El capital mata, primero la tierra de la que se nutre, después la vida digna. El capital deseca los acuíferos, espanta la lluvia fina, llena de maletas los vagones de la emigración, y alimenta el abandono. El capital pone precio, matando todo aquello que tiene valor.
En su juventud, animé a mi hijo a la lectura de Asterix, la aldea gala en la que anidan, amenazados por el Imperio, valores como el amor y el respeto a la tierra, la solidaridad, el bien común, la paz.
Hoy, esa aldea gala tiene su réplica en la falda de un entorno tan bello como abandonado: la Sierra de las Villas. En ella, un nutrido grupo de agricultoras y agricultores orgullosos, amantes de la tierra que los protege, le han plantado cara al Imperio, al de la agricultura intensiva, una guerra de guerrillas de la que cada día salen convencidos de que la victoria final queda aún muy lejos, como la utopía que los mueve.
Pero hoy, uno puede recorrer algunos de los campos de olivares que beben del Guadalquivir y el Aguascebas, y no encontrarse el rojo indigno del terrón, sino una tierra verde y agradecida que, por fin, ha vuelto a dar cobijo a la amalgama de seres que dibujan la vida.
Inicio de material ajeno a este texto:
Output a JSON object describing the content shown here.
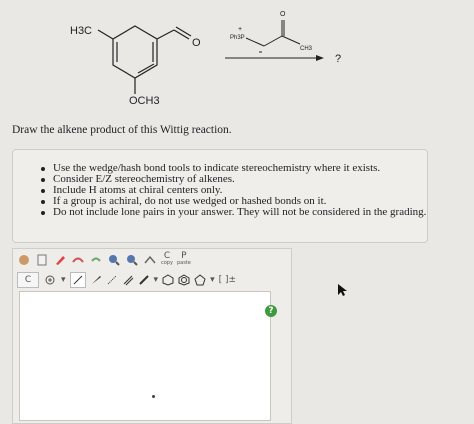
{
  "reaction": {
    "h3c": "H3C",
    "aldehyde_o": "O",
    "ylide_ph3p": "Ph3P",
    "ylide_plus": "+",
    "ylide_ketone_o": "O",
    "ylide_ch3": "CH3",
    "unknown_product": "?",
    "och3": "OCH3"
  },
  "prompt": "Draw the alkene product of this Wittig reaction.",
  "instructions": [
    "Use the wedge/hash bond tools to indicate stereochemistry where it exists.",
    "Consider E/Z stereochemistry of alkenes.",
    "Include H atoms at chiral centers only.",
    "If a group is achiral, do not use wedged or hashed bonds on it.",
    "Do not include lone pairs in your answer. They will not be considered in the grading."
  ],
  "editor": {
    "toolbar1": {
      "c_label": "C",
      "c_sub": "copy",
      "p_label": "P",
      "p_sub": "paste"
    },
    "toolbar2": {
      "c_field": "C",
      "ring_text": "[ ]±"
    },
    "help": "?"
  },
  "icons": [
    "move-icon",
    "erase-icon",
    "lasso-icon",
    "rotate-icon",
    "zoom-in-icon",
    "zoom-out-icon",
    "plus-charge-icon",
    "single-bond-icon",
    "wedge-bond-icon",
    "hash-bond-icon",
    "double-bond-icon",
    "ring-icons",
    "bracket-icon"
  ],
  "colors": {
    "help_button": "#3e9a3e"
  }
}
Y uno se emociona pensando que esa mancha verde irá creciendo, porque la poción mágica que alimenta a esta gente orgullosa y sabia es el único antídoto que puede derrotar al Imperio. Esa poción no es otra que la educación, la información, la ciencia y el amor a la tierra, a su tierra.
La aldea existe y resiste, como la esperanza. ¿No me creen?